Huma Abedin, New York City

Kathy Willens/The Associated Press

Now what's a smart, beautiful young woman with personal ambition doing standing steadfastly alongside someone like her husband, Anthony Weiner who appears functionally incapable of reining in his adolescent hormones, anxious to share his sexuality with any woman who might conceivably find him as irresistible as he believes himself to be? His wife, Huma, admittedly has a mentor, yet another intelligent woman no longer young, but who also famously chose to stand by her man.

Even when as he so often occasioned to release his imposed inhibitions sufficiently to allow himself to step out of his adult persona to take on that of an arrested juvenile, besotted with his ego and charm so enticing to women prepared to surrender their dignity and their bodies for the brevity of satisfying his appetite. Ms. Abedin has worked for years alongside Hillary Clinton, and was an invaluable assistant to her when she held the post of Secretary of State. She has been around, she knows politics.

And she knows, without a shadow of a doubt that what she wrote for Harper's Bazaar, repeated above, is pure claptrap, useful propaganda for her husband's mayoral campaign for the New York City campaign.
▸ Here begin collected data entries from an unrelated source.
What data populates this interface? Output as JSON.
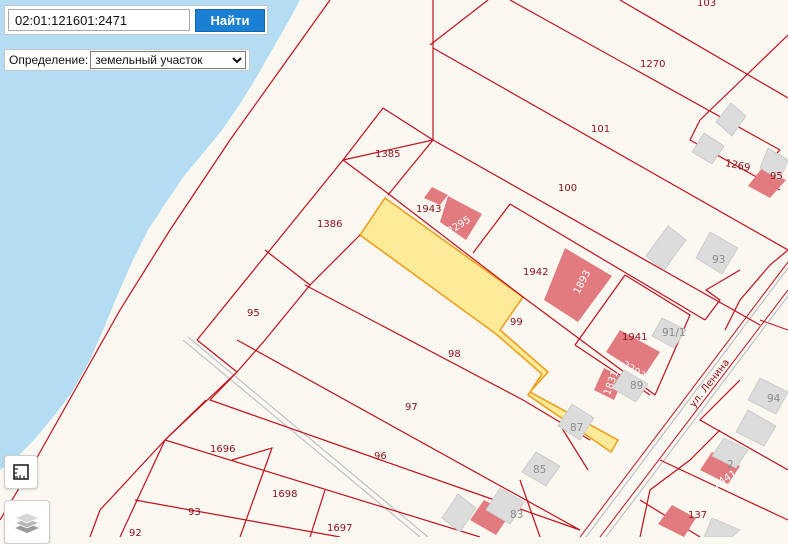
{
  "search": {
    "value": "02:01:121601:2471",
    "button_label": "Найти"
  },
  "definition": {
    "label": "Определение:",
    "selected": "земельный участок"
  },
  "colors": {
    "water": "#b4dcf3",
    "parcel_border": "#c0111e",
    "highlight_fill": "#fde98a",
    "highlight_border": "#f0a020",
    "building_cadastral": "#e27b7f",
    "building_other": "#dcdcdc",
    "accent": "#1b7fd3"
  },
  "parcel_labels": [
    "103",
    "1270",
    "101",
    "1385",
    "100",
    "1269",
    "95",
    "1943",
    "2295",
    "1386",
    "1942",
    "1893",
    "93",
    "99",
    "1941",
    "91/1",
    "95",
    "98",
    "2293",
    "1831",
    "89",
    "97",
    "87",
    "94",
    "1696",
    "96",
    "85",
    "2",
    "2441",
    "1698",
    "93",
    "83",
    "137",
    "92",
    "1697"
  ],
  "street_label": "ул. Ленина",
  "icons": {
    "measure": "ruler-icon",
    "layers": "layers-icon"
  }
}
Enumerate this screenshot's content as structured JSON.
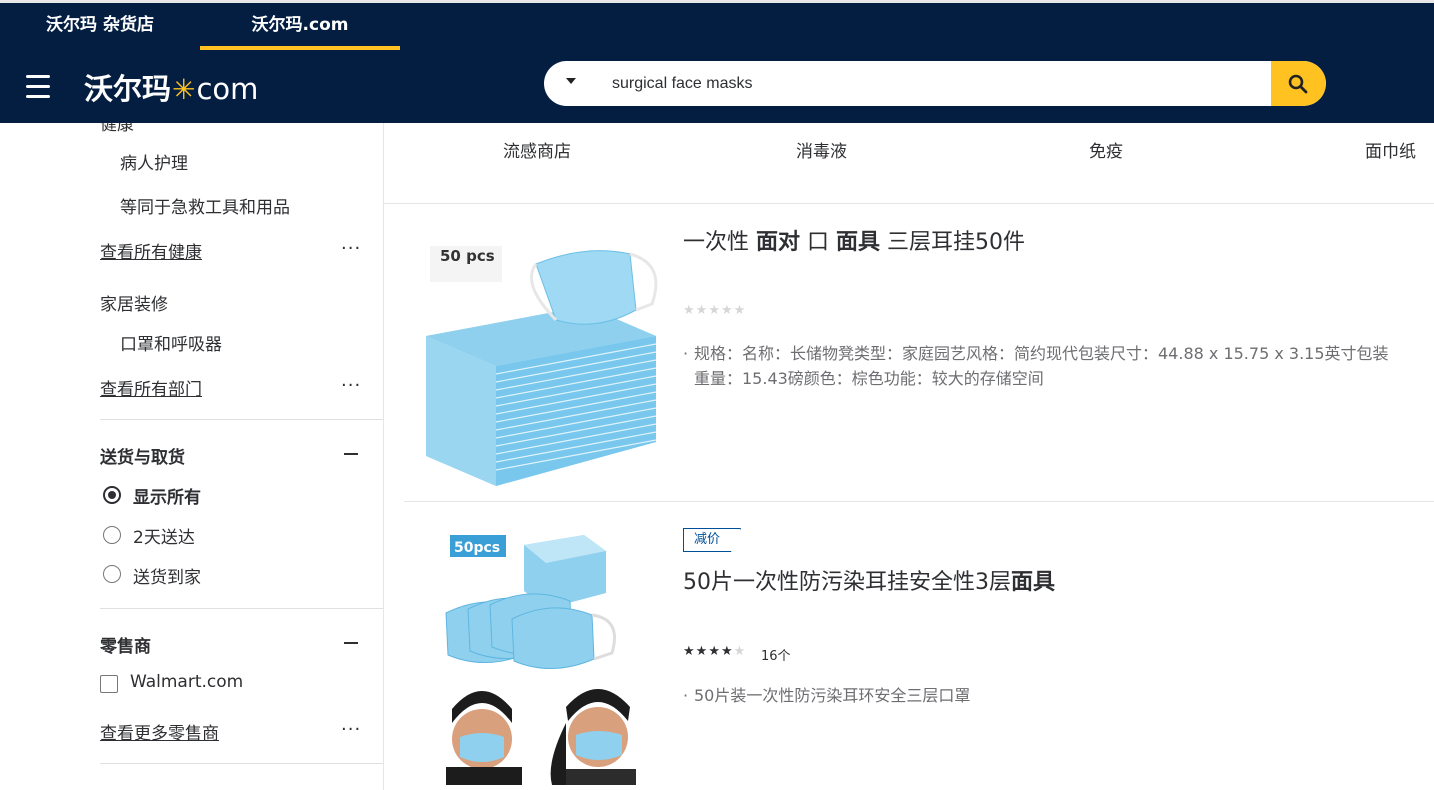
{
  "header": {
    "tabs": [
      {
        "label": "沃尔玛 杂货店",
        "active": false
      },
      {
        "label": "沃尔玛.com",
        "active": true
      }
    ],
    "logo": {
      "cn": "沃尔玛",
      "suffix": "com"
    },
    "search": {
      "value": "surgical face masks"
    },
    "menu_icon": "hamburger-icon",
    "search_icon": "search-icon"
  },
  "sidebar": {
    "partial_heading": "健康",
    "health_items": [
      "病人护理",
      "等同于急救工具和用品"
    ],
    "view_all_health": "查看所有健康",
    "home_heading": "家居装修",
    "home_items": [
      "口罩和呼吸器"
    ],
    "view_all_departments": "查看所有部门",
    "more_dots": "···",
    "delivery": {
      "heading": "送货与取货",
      "options": [
        {
          "label": "显示所有",
          "selected": true
        },
        {
          "label": "2天送达",
          "selected": false
        },
        {
          "label": "送货到家",
          "selected": false
        }
      ]
    },
    "retailer": {
      "heading": "零售商",
      "options": [
        {
          "label": "Walmart.com",
          "checked": false
        }
      ],
      "view_more": "查看更多零售商"
    }
  },
  "categories": [
    "流感商店",
    "消毒液",
    "免疫",
    "面巾纸"
  ],
  "products": [
    {
      "image_label": "50 pcs",
      "title_parts": [
        {
          "text": "一次性 ",
          "bold": false
        },
        {
          "text": "面对",
          "bold": true
        },
        {
          "text": " 口 ",
          "bold": false
        },
        {
          "text": "面具",
          "bold": true
        },
        {
          "text": " 三层耳挂50件",
          "bold": false
        }
      ],
      "rating": 0,
      "rating_max": 5,
      "reviews": "",
      "description": "规格：名称：长储物凳类型：家庭园艺风格：简约现代包装尺寸：44.88 x 15.75 x 3.15英寸包装重量：15.43磅颜色：棕色功能：较大的存储空间",
      "bullet": "·"
    },
    {
      "badge": "减价",
      "image_label": "50pcs",
      "title_parts": [
        {
          "text": "50片一次性防污染耳挂安全性3层",
          "bold": false
        },
        {
          "text": "面具",
          "bold": true
        }
      ],
      "rating": 4,
      "rating_max": 5,
      "reviews": "16个",
      "description": "50片装一次性防污染耳环安全三层口罩",
      "bullet": "·"
    }
  ],
  "colors": {
    "header_bg": "#041e42",
    "accent": "#ffc220",
    "badge": "#004f9a",
    "mask_blue": "#8fd0ee"
  }
}
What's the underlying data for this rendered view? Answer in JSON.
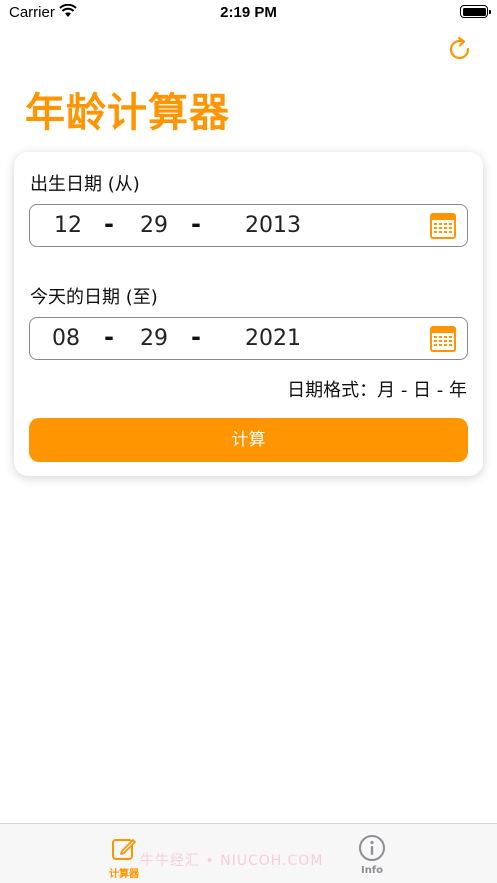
{
  "status_bar": {
    "carrier": "Carrier",
    "time": "2:19 PM"
  },
  "header": {
    "refresh_icon": "refresh-icon",
    "title": "年龄计算器"
  },
  "form": {
    "birth_label": "出生日期 (从)",
    "birth": {
      "month": "12",
      "day": "29",
      "year": "2013"
    },
    "today_label": "今天的日期 (至)",
    "today": {
      "month": "08",
      "day": "29",
      "year": "2021"
    },
    "separator": "-",
    "format_hint": "日期格式：月 - 日 - 年",
    "calculate_label": "计算"
  },
  "tabs": [
    {
      "label": "计算器",
      "icon": "edit-icon",
      "active": true
    },
    {
      "label": "Info",
      "icon": "info-icon",
      "active": false
    }
  ],
  "watermark": "牛牛经汇 • NIUCOH.COM",
  "colors": {
    "accent": "#ff9500",
    "inactive": "#8e8e93"
  }
}
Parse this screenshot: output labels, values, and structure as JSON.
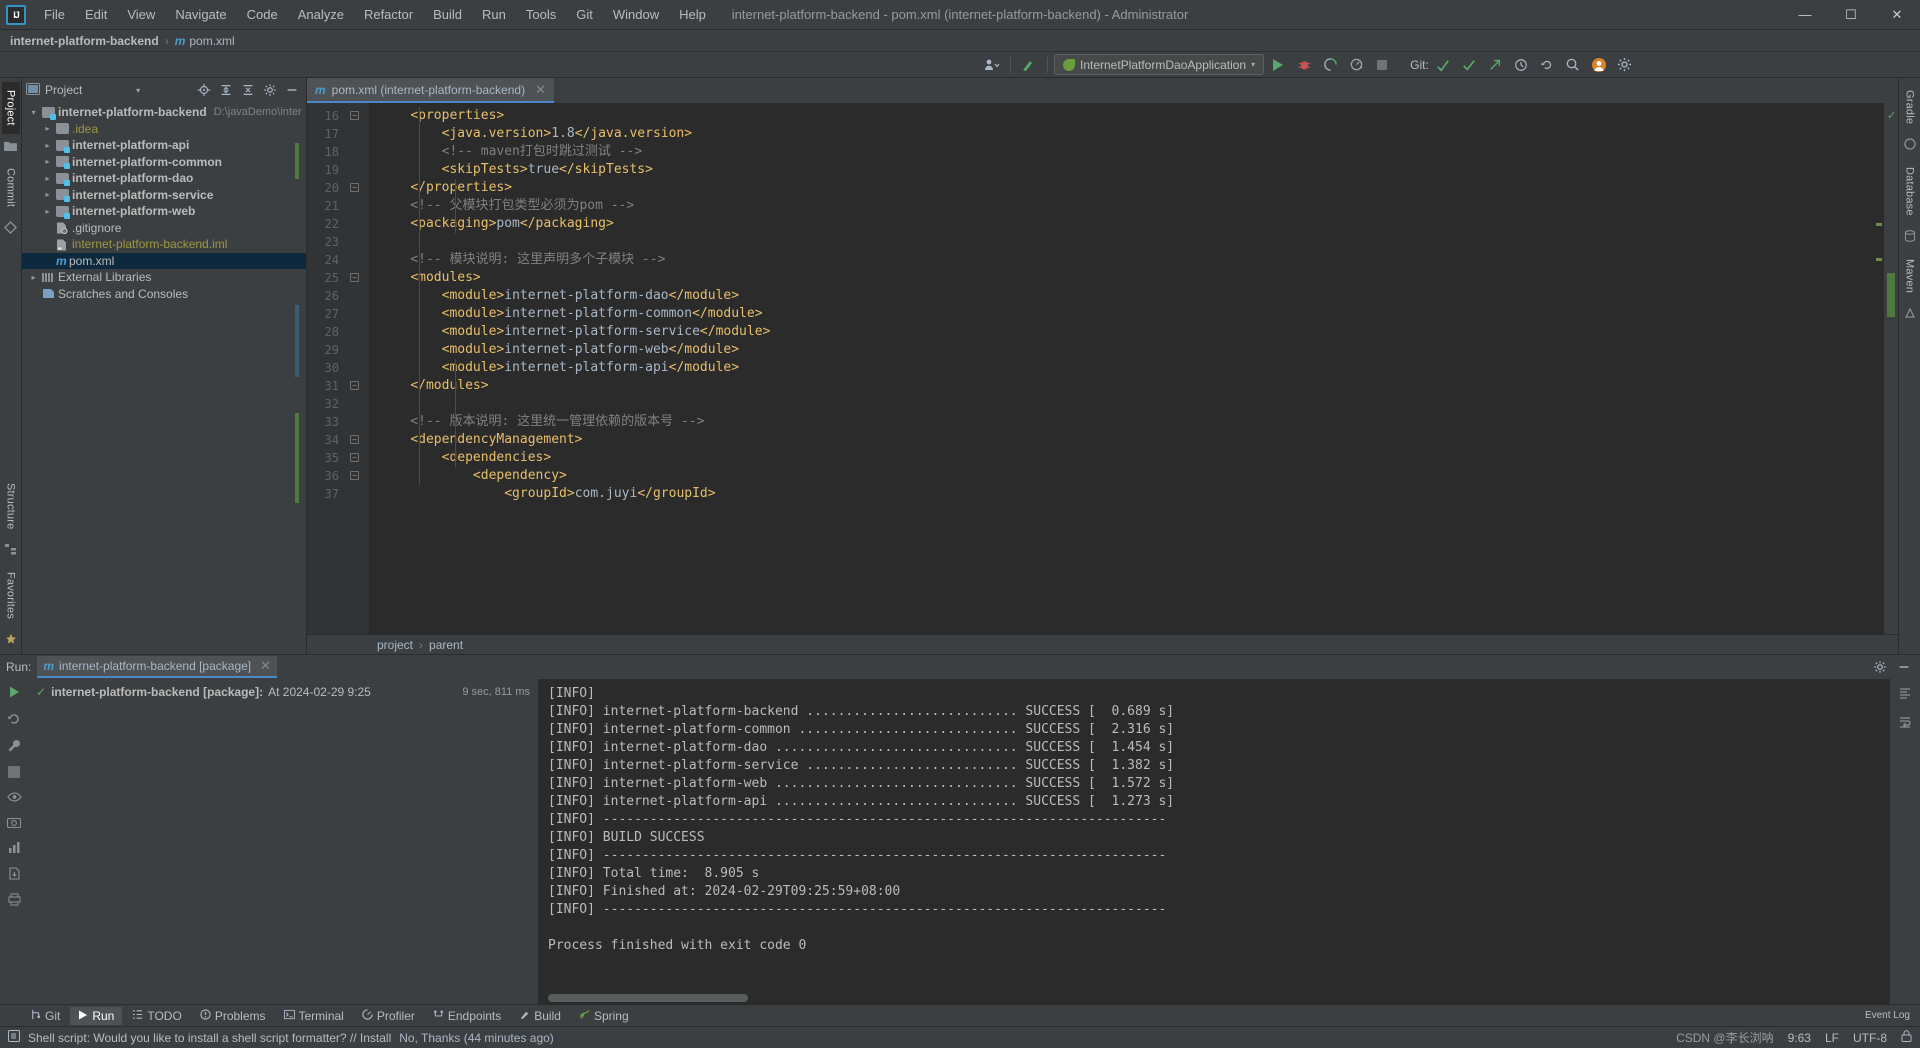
{
  "window": {
    "title": "internet-platform-backend - pom.xml (internet-platform-backend) - Administrator",
    "minimize": "—",
    "maximize": "☐",
    "close": "✕"
  },
  "menu": [
    "File",
    "Edit",
    "View",
    "Navigate",
    "Code",
    "Analyze",
    "Refactor",
    "Build",
    "Run",
    "Tools",
    "Git",
    "Window",
    "Help"
  ],
  "navbar": {
    "project": "internet-platform-backend",
    "separator": "›",
    "file": "pom.xml",
    "file_icon": "m"
  },
  "toolbar": {
    "user_icon": "user-dropdown",
    "vcs_update": "update-project",
    "run_config": "InternetPlatformDaoApplication",
    "run_caret": "▾",
    "run": "run-button",
    "debug": "debug-button",
    "coverage": "coverage-button",
    "profile": "profile-button",
    "stop": "stop-button",
    "git_label": "Git:",
    "search": "search-icon",
    "settings": "settings-icon"
  },
  "left_rail": {
    "tabs": [
      "Project",
      "Commit"
    ],
    "active": "Project"
  },
  "right_rail": {
    "tabs": [
      "Gradle",
      "Database",
      "Maven"
    ]
  },
  "bottom_left_rail": {
    "tabs": [
      "Structure",
      "Favorites"
    ]
  },
  "project_panel": {
    "title": "Project",
    "caret": "▾",
    "actions": [
      "locate-icon",
      "expand-all-icon",
      "collapse-all-icon",
      "settings-icon",
      "hide-icon"
    ],
    "tree": [
      {
        "indent": 0,
        "arrow": "v",
        "icon": "module-folder",
        "label": "internet-platform-backend",
        "bold": true,
        "path": "D:\\javaDemo\\internetPla",
        "selected": false
      },
      {
        "indent": 1,
        "arrow": ">",
        "icon": "folder",
        "label": ".idea",
        "bold": false,
        "color": "olive",
        "selected": false
      },
      {
        "indent": 1,
        "arrow": ">",
        "icon": "module-folder",
        "label": "internet-platform-api",
        "bold": true,
        "selected": false
      },
      {
        "indent": 1,
        "arrow": ">",
        "icon": "module-folder",
        "label": "internet-platform-common",
        "bold": true,
        "selected": false
      },
      {
        "indent": 1,
        "arrow": ">",
        "icon": "module-folder",
        "label": "internet-platform-dao",
        "bold": true,
        "selected": false
      },
      {
        "indent": 1,
        "arrow": ">",
        "icon": "module-folder",
        "label": "internet-platform-service",
        "bold": true,
        "selected": false
      },
      {
        "indent": 1,
        "arrow": ">",
        "icon": "module-folder",
        "label": "internet-platform-web",
        "bold": true,
        "selected": false
      },
      {
        "indent": 1,
        "arrow": "",
        "icon": "gitignore-file",
        "label": ".gitignore",
        "bold": false,
        "selected": false
      },
      {
        "indent": 1,
        "arrow": "",
        "icon": "iml-file",
        "label": "internet-platform-backend.iml",
        "bold": false,
        "color": "olive",
        "selected": false
      },
      {
        "indent": 1,
        "arrow": "",
        "icon": "maven-file",
        "label": "pom.xml",
        "bold": false,
        "selected": true
      },
      {
        "indent": 0,
        "arrow": ">",
        "icon": "library",
        "label": "External Libraries",
        "bold": false,
        "selected": false
      },
      {
        "indent": 0,
        "arrow": "",
        "icon": "scratch",
        "label": "Scratches and Consoles",
        "bold": false,
        "selected": false
      }
    ]
  },
  "editor": {
    "tab": {
      "icon": "m",
      "label": "pom.xml (internet-platform-backend)",
      "close": "✕"
    },
    "first_line": 16,
    "lines": [
      {
        "n": 16,
        "fold": "open",
        "vcs": "",
        "text": "    <properties>"
      },
      {
        "n": 17,
        "fold": "",
        "vcs": "",
        "text": "        <java.version>1.8</java.version>"
      },
      {
        "n": 18,
        "fold": "",
        "vcs": "green",
        "text": "        <!-- maven打包时跳过测试 -->"
      },
      {
        "n": 19,
        "fold": "",
        "vcs": "green",
        "text": "        <skipTests>true</skipTests>"
      },
      {
        "n": 20,
        "fold": "close",
        "vcs": "",
        "text": "    </properties>"
      },
      {
        "n": 21,
        "fold": "",
        "vcs": "",
        "text": "    <!-- 父模块打包类型必须为pom -->"
      },
      {
        "n": 22,
        "fold": "",
        "vcs": "",
        "text": "    <packaging>pom</packaging>"
      },
      {
        "n": 23,
        "fold": "",
        "vcs": "",
        "text": ""
      },
      {
        "n": 24,
        "fold": "",
        "vcs": "",
        "text": "    <!-- 模块说明: 这里声明多个子模块 -->"
      },
      {
        "n": 25,
        "fold": "open",
        "vcs": "",
        "text": "    <modules>"
      },
      {
        "n": 26,
        "fold": "",
        "vcs": "",
        "text": "        <module>internet-platform-dao</module>"
      },
      {
        "n": 27,
        "fold": "",
        "vcs": "blue",
        "text": "        <module>internet-platform-common</module>"
      },
      {
        "n": 28,
        "fold": "",
        "vcs": "blue",
        "text": "        <module>internet-platform-service</module>"
      },
      {
        "n": 29,
        "fold": "",
        "vcs": "blue",
        "text": "        <module>internet-platform-web</module>"
      },
      {
        "n": 30,
        "fold": "",
        "vcs": "blue",
        "text": "        <module>internet-platform-api</module>"
      },
      {
        "n": 31,
        "fold": "close",
        "vcs": "",
        "text": "    </modules>"
      },
      {
        "n": 32,
        "fold": "",
        "vcs": "",
        "text": ""
      },
      {
        "n": 33,
        "fold": "",
        "vcs": "green",
        "text": "    <!-- 版本说明: 这里统一管理依赖的版本号 -->"
      },
      {
        "n": 34,
        "fold": "open",
        "vcs": "green",
        "text": "    <dependencyManagement>"
      },
      {
        "n": 35,
        "fold": "open",
        "vcs": "green",
        "text": "        <dependencies>"
      },
      {
        "n": 36,
        "fold": "open",
        "vcs": "green",
        "text": "            <dependency>"
      },
      {
        "n": 37,
        "fold": "",
        "vcs": "green",
        "text": "                <groupId>com.juyi</groupId>"
      }
    ],
    "breadcrumbs": [
      "project",
      "parent"
    ],
    "breadcrumb_sep": "›",
    "inspection_ok": "✓"
  },
  "run_panel": {
    "label": "Run:",
    "tab_icon": "m",
    "tab_label": "internet-platform-backend [package]",
    "tab_close": "✕",
    "tree_row": {
      "check": "✓",
      "name": "internet-platform-backend [package]:",
      "status": "At 2024-02-29 9:25",
      "time": "9 sec, 811 ms"
    },
    "side_actions": [
      "rerun-icon",
      "rerun-failed-icon",
      "wrench-icon",
      "stop-icon",
      "eye-icon",
      "camera-icon",
      "chart-icon",
      "export-icon",
      "print-icon"
    ],
    "right_actions": [
      "scroll-end-icon",
      "soft-wrap-icon"
    ],
    "header_actions": [
      "settings-icon",
      "hide-icon"
    ],
    "console": [
      "[INFO]",
      "[INFO] internet-platform-backend ........................... SUCCESS [  0.689 s]",
      "[INFO] internet-platform-common ............................ SUCCESS [  2.316 s]",
      "[INFO] internet-platform-dao ............................... SUCCESS [  1.454 s]",
      "[INFO] internet-platform-service ........................... SUCCESS [  1.382 s]",
      "[INFO] internet-platform-web ............................... SUCCESS [  1.572 s]",
      "[INFO] internet-platform-api ............................... SUCCESS [  1.273 s]",
      "[INFO] ------------------------------------------------------------------------",
      "[INFO] BUILD SUCCESS",
      "[INFO] ------------------------------------------------------------------------",
      "[INFO] Total time:  8.905 s",
      "[INFO] Finished at: 2024-02-29T09:25:59+08:00",
      "[INFO] ------------------------------------------------------------------------",
      "",
      "Process finished with exit code 0"
    ]
  },
  "toolwindow_bar": {
    "buttons": [
      {
        "icon": "git-icon",
        "label": "Git",
        "active": false
      },
      {
        "icon": "run-icon",
        "label": "Run",
        "active": true
      },
      {
        "icon": "todo-icon",
        "label": "TODO",
        "active": false
      },
      {
        "icon": "problems-icon",
        "label": "Problems",
        "active": false
      },
      {
        "icon": "terminal-icon",
        "label": "Terminal",
        "active": false
      },
      {
        "icon": "profiler-icon",
        "label": "Profiler",
        "active": false
      },
      {
        "icon": "endpoints-icon",
        "label": "Endpoints",
        "active": false
      },
      {
        "icon": "build-icon",
        "label": "Build",
        "active": false
      },
      {
        "icon": "spring-icon",
        "label": "Spring",
        "active": false
      }
    ],
    "right_label": "Event Log"
  },
  "statusbar": {
    "message_icon": "notification-icon",
    "message": "Shell script: Would you like to install a shell script formatter? // Install",
    "message_action": "No, Thanks (44 minutes ago)",
    "caret_position": "9:63",
    "line_sep": "LF",
    "encoding": "UTF-8",
    "watermark": "CSDN @李长浏呐"
  },
  "colors": {
    "bg": "#3c3f41",
    "editor_bg": "#2b2b2b",
    "accent": "#4a88c7",
    "tag": "#e8bf6a",
    "comment": "#808080",
    "success": "#59a869",
    "selection": "#0d293e"
  }
}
Ruefully, for no woman willingly seeks to forgivingly overlook a husband's infidelities when she knows by experience that they will be repeated, despite interregnums of tearful apology, and repeated yet again.

Anthony Weiner's flaunting of his belief of self as super-stud Carlos Danger, and his mock regret for political advantage in meeting the forgiving acceptance of New York voters is a telling tale of the sordidness of politics in an era of lost expectations of character. "I love him, I have forgiven him, I believe in him", pledged his wife courageously, willing to soldier on and permit the man who fathered her son to teach him how to be a good boy and then a responsible adult.

She must know, because women in these circumstances do know, that what her errant husband needs is a sound spanking and to be sent up to his bedroom without dinner to think deeply about his lack of remorse and his inability to school himself away from a salacious addiction that enhances his life far more than the willingness to become a dependable and loving companion to a woman who deserves just that, and a child who requires a father he can model himself after.